By Published On: November 28th, 2019Categories: Encouragement, Leader Blog, ResourcesComments Off on 8 Ideas for a Meaningful Thanksgiving

Here are eight practical ideas requiring little to no preparation to help your family have a meaningful Thanksgiving as you thank God for the blessings He has given you.

Anticipate Giving Thanks

Look back at your year and reflect on three to five things for which you are thankful. Next, create a list of three to five anticipated thanksgivings—specific things you are committing to praying for over the coming year with the hope that next Thanksgiving you can praise God for the answered prayers. Be sure to capture everyone’s answers (possibly in a journal, or create a small booklet), so you can be reminded to pray throughout the year. Down the road, you’ll be able to look back and see evidences of God’s grace in your family’s life over the years.

Read Verses of Praise

Have your family create place cards for each person coming to your Thanksgiving celebration. On the back, have them write out a verse of praise (or reference) for each guest to read during the meal. Have a Bible or two near the table to read from. Great Thanksgiving verses to start with include:

  • 1 Chronicles 16:8-9
  • Psalm 7:17
  • Psalm 79:13
  • Psalm 86:12-13
  • Psalm 100:4-5
  • Psalm 106:1
  • Acts 17:24-25
  • 1 Corinthians 15:55-57
  • Philippians 4:6-7
  • Colossians 3:15-17
  • 1 Thessalonians 5:16-18.

Sing a Hymn

Close dinner with a short hymn sing. A newer favorite by Keith and Kristyn Getty is My Heart Is Filled with Thankfulness (, or you could sing the classic, For the Beauty of the Earth by Folliot Pierpoint and Conrad Kocher.

Look Deeper

When thinking of what we are thankful for, it is easy to focus on the tangible—family, friends, a warm home, good food, or fun toys. While these are all wonderful things we can thank God for providing, it’s valuable to help your children think deeper about what they have been learning about God in family devotions or Sunday school. Encourage your family to think of an attribute of God, a name of God, a promise God has given us, a Bible story, or another truth they have learned for which they are thankful. You could also have your children recite Bible verses they are thankful to have treasured in their hearts.

Center on Thanks

While you are waiting for the turkey to roast, work as a family to create a special centerpiece focused on thanks. If you have a pumpkin, take turns writing what you are thankful for on the pumpkin with a Sharpie® marker (a gold Sharpie looks great on a white pumpkin). Or cut out tags or leaves to write on and hang them on a garland or small tree. If you have a kids’ table at your family celebration, cover it with paper and supply the kids with markers or crayons to color pictures of what they are thankful for.

Go for a Walk

After dinner, go for a group nature walk and look for things in creation that show the greatness of God. Thank God for creating the items you find from the biggest or most beautiful to the smallest or most simple. Note: You can help the cook/Mom join in on this walk (and enjoy a refreshing break from the kitchen) if you use paper plates for the meal and/or get everyone involved in the cleanup.

Read the Easter Story

No, I did not get my holidays mixed up. The greatest gift we have ever been offered is the gift of salvation. Spend time reading about the crucifixion from the Bible or a children’s storybook. Thank Jesus for becoming the sacrifice for our sins and offering us the gift of eternal life.

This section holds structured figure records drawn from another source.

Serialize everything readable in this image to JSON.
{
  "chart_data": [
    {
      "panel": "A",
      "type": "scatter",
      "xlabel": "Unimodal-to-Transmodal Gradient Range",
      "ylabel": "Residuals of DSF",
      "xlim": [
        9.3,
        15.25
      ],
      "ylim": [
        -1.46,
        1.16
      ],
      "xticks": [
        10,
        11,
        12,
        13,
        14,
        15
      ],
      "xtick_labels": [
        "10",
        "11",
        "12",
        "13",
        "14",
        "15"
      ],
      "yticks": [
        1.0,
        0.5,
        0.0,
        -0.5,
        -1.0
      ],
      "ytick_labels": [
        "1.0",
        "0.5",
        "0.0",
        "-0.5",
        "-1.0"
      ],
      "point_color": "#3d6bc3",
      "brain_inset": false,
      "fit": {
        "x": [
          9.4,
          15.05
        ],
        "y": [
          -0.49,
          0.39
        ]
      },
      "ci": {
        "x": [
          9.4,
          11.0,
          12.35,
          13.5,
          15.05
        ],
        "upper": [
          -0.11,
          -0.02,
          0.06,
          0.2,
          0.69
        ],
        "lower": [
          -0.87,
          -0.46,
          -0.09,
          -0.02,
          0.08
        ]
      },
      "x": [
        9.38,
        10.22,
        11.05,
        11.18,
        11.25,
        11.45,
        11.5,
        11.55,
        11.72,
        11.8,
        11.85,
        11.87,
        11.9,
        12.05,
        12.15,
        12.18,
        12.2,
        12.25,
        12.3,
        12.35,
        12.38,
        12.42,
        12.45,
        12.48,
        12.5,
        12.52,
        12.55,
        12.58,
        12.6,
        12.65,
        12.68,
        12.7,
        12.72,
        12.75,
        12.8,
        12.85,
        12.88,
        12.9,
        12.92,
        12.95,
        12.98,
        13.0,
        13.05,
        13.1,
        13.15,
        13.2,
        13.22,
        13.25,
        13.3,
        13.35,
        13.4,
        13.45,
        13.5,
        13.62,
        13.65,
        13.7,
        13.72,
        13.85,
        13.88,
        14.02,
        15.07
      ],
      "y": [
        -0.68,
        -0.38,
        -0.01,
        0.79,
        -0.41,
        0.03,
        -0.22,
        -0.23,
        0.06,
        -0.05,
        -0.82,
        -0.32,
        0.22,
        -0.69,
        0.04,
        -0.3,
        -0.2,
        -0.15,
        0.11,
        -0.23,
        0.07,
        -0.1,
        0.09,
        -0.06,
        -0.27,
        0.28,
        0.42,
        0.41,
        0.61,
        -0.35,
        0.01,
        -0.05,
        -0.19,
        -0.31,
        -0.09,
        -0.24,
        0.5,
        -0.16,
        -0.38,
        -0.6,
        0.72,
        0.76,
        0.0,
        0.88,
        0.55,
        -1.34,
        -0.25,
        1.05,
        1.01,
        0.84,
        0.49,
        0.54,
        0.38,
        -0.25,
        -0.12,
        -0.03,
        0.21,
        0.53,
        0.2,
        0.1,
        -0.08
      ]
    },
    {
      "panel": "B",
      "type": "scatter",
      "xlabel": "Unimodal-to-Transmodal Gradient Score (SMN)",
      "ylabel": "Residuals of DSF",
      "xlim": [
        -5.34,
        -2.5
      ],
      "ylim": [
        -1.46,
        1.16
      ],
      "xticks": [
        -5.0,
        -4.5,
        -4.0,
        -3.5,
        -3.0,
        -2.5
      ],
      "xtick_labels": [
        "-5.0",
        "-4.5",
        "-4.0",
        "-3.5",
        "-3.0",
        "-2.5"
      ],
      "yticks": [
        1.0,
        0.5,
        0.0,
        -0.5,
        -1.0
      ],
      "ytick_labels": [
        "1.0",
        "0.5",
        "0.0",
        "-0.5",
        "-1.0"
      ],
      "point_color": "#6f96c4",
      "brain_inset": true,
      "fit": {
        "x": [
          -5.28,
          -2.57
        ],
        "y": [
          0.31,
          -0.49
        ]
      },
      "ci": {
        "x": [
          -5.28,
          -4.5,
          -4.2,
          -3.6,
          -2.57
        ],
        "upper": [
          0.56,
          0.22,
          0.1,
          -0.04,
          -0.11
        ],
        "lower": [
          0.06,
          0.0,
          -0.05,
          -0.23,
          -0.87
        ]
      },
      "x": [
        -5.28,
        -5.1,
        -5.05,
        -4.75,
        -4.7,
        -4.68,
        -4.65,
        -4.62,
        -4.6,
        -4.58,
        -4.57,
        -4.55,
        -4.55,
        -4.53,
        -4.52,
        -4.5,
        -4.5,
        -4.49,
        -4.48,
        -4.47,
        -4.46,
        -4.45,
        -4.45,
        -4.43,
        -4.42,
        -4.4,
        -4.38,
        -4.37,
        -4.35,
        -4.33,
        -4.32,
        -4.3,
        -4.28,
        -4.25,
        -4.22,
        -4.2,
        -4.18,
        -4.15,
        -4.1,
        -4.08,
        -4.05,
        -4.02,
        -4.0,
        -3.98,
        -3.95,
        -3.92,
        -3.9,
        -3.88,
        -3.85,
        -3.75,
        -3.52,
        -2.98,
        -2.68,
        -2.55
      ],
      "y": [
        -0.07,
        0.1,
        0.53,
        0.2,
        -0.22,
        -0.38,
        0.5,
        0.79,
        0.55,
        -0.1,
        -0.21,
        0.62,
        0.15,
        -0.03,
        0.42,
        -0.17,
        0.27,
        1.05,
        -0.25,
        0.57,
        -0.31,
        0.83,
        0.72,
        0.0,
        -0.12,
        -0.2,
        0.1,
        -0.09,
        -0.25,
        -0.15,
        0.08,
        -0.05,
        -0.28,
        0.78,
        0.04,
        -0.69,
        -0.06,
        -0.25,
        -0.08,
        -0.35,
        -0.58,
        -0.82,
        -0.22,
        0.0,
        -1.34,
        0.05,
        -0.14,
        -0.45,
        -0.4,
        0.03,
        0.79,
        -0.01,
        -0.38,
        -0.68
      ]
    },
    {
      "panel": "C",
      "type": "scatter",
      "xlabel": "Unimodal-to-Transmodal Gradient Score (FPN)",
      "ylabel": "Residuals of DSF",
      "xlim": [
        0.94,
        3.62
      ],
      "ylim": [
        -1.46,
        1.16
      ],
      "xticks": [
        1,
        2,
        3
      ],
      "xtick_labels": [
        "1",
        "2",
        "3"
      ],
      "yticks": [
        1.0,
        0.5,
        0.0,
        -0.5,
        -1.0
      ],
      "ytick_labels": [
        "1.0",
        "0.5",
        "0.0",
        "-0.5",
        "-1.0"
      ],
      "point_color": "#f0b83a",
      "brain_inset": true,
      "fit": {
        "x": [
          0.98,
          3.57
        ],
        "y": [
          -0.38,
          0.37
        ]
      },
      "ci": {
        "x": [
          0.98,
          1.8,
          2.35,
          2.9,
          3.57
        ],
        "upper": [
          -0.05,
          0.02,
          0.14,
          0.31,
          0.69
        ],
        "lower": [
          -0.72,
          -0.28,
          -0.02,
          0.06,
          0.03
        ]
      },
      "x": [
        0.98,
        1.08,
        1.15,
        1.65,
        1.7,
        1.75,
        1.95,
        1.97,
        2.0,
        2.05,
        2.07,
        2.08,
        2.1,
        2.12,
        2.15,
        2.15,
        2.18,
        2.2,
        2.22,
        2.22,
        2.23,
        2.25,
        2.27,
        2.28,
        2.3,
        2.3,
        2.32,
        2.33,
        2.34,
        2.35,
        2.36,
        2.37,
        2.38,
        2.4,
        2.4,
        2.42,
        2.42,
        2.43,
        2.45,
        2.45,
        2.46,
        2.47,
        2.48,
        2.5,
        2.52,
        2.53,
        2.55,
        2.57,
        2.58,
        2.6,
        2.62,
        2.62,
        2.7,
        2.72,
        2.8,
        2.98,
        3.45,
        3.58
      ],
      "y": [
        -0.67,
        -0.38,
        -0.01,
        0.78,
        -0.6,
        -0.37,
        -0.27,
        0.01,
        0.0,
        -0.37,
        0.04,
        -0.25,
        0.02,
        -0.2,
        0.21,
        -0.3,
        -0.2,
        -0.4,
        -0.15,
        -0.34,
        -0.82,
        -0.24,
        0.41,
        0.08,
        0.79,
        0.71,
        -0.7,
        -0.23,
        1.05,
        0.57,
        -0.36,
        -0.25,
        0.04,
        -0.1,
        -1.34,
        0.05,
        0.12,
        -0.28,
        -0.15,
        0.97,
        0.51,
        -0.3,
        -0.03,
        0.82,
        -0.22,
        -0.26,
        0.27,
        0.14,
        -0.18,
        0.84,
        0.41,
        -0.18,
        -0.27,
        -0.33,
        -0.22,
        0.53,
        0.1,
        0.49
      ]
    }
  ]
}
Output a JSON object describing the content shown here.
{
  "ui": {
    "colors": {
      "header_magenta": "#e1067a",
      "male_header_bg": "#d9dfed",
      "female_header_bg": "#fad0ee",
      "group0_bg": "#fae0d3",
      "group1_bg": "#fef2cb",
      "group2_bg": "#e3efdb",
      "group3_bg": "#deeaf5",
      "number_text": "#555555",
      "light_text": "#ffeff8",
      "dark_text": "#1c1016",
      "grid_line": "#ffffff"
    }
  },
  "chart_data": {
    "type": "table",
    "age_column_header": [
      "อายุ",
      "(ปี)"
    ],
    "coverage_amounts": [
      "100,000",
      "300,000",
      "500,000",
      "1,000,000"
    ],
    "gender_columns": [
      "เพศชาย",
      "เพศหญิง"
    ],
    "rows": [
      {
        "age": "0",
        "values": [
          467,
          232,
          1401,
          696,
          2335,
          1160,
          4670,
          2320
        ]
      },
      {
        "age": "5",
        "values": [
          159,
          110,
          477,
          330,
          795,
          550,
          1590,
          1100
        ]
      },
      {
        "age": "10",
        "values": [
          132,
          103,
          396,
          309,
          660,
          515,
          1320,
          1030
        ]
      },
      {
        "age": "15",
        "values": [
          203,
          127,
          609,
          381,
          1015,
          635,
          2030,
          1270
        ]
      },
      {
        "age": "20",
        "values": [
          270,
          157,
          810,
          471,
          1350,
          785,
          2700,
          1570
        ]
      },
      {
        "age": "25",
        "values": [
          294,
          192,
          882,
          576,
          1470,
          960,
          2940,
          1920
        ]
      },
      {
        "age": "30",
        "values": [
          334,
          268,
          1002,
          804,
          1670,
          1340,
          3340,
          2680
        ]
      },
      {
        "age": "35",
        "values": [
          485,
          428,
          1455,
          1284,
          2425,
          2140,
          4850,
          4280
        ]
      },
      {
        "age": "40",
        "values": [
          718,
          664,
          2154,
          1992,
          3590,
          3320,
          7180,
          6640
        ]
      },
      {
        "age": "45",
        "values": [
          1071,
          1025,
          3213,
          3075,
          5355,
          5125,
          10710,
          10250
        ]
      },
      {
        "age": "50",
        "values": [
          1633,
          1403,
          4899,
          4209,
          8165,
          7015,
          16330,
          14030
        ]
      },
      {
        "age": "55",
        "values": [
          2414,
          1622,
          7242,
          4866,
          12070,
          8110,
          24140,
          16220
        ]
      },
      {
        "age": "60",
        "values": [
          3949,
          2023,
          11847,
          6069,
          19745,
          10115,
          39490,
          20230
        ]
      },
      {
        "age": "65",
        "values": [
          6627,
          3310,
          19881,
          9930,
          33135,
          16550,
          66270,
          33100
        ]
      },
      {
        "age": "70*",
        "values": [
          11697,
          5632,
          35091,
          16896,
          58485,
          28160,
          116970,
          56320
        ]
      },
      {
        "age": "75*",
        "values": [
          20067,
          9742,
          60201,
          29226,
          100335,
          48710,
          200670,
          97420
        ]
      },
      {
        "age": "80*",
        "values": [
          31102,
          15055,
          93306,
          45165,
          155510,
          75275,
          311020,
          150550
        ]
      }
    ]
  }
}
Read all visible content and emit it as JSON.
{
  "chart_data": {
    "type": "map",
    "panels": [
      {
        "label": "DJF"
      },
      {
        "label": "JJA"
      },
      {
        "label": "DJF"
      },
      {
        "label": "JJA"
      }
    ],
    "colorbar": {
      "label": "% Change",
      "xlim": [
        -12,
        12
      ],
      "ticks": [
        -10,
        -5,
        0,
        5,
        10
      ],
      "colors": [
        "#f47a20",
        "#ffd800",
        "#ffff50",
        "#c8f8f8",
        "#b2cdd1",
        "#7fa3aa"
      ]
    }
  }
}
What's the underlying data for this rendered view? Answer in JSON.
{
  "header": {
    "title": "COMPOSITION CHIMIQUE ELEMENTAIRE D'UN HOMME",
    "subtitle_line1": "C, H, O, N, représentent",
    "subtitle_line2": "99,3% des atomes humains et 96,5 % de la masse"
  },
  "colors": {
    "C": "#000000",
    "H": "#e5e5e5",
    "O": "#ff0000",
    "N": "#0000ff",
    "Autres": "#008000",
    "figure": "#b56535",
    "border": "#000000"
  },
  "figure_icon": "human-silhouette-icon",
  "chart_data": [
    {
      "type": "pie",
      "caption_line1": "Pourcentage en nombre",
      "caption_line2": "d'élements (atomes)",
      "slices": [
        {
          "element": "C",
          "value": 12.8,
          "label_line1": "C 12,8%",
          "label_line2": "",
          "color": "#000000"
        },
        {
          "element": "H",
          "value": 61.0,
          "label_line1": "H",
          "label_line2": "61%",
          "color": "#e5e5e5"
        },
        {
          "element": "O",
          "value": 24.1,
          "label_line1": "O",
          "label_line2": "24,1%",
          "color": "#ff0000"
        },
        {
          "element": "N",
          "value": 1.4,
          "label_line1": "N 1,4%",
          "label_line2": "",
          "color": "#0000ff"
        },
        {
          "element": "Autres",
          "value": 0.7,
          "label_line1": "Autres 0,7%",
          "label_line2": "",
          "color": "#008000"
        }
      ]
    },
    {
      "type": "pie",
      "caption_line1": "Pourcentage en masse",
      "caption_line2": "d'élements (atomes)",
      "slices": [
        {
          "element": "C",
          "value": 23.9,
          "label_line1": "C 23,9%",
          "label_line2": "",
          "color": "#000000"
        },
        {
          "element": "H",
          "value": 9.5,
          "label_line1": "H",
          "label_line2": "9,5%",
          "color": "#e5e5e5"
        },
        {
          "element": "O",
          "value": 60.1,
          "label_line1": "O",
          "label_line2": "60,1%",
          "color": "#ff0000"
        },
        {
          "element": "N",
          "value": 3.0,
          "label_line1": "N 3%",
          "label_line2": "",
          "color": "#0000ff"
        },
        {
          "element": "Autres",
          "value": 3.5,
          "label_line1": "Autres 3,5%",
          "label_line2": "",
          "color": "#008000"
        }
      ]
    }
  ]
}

Plan a Family Service Project for Christmas

As your family spends the day reflecting on all of the blessings for which you are thankful, think about how you can share the overflow of your blessing with others during the upcoming Christmas season. Spend time as a family discussing a service project you could do together to help people in need. Here are some ideas for blessing friends, neighbors, and those in need:

  • Go caroling at a local nursing home.
  • Volunteer at a local ministry.
  • Donate supplies to a crisis pregnancy center or food pantry.
  • Make a meal for new parents.
  • Include international students or someone with no local family into your Christmas plans.
  • Shovel your neighbors’ sidewalks.
  • Bake cookies for friends who need some extra encouragement.
  • Or decide to set aside some of the money in your family’s gift budget and donate it to a missionary family or international ministry.

Holiday traditions are a powerful tool for focusing on the goodness of the Lord. Whether you already have a list of traditions or haven’t yet started any, be encouraged. It’s worth the effort to keep them up if you already have them, and it’s never too late to start.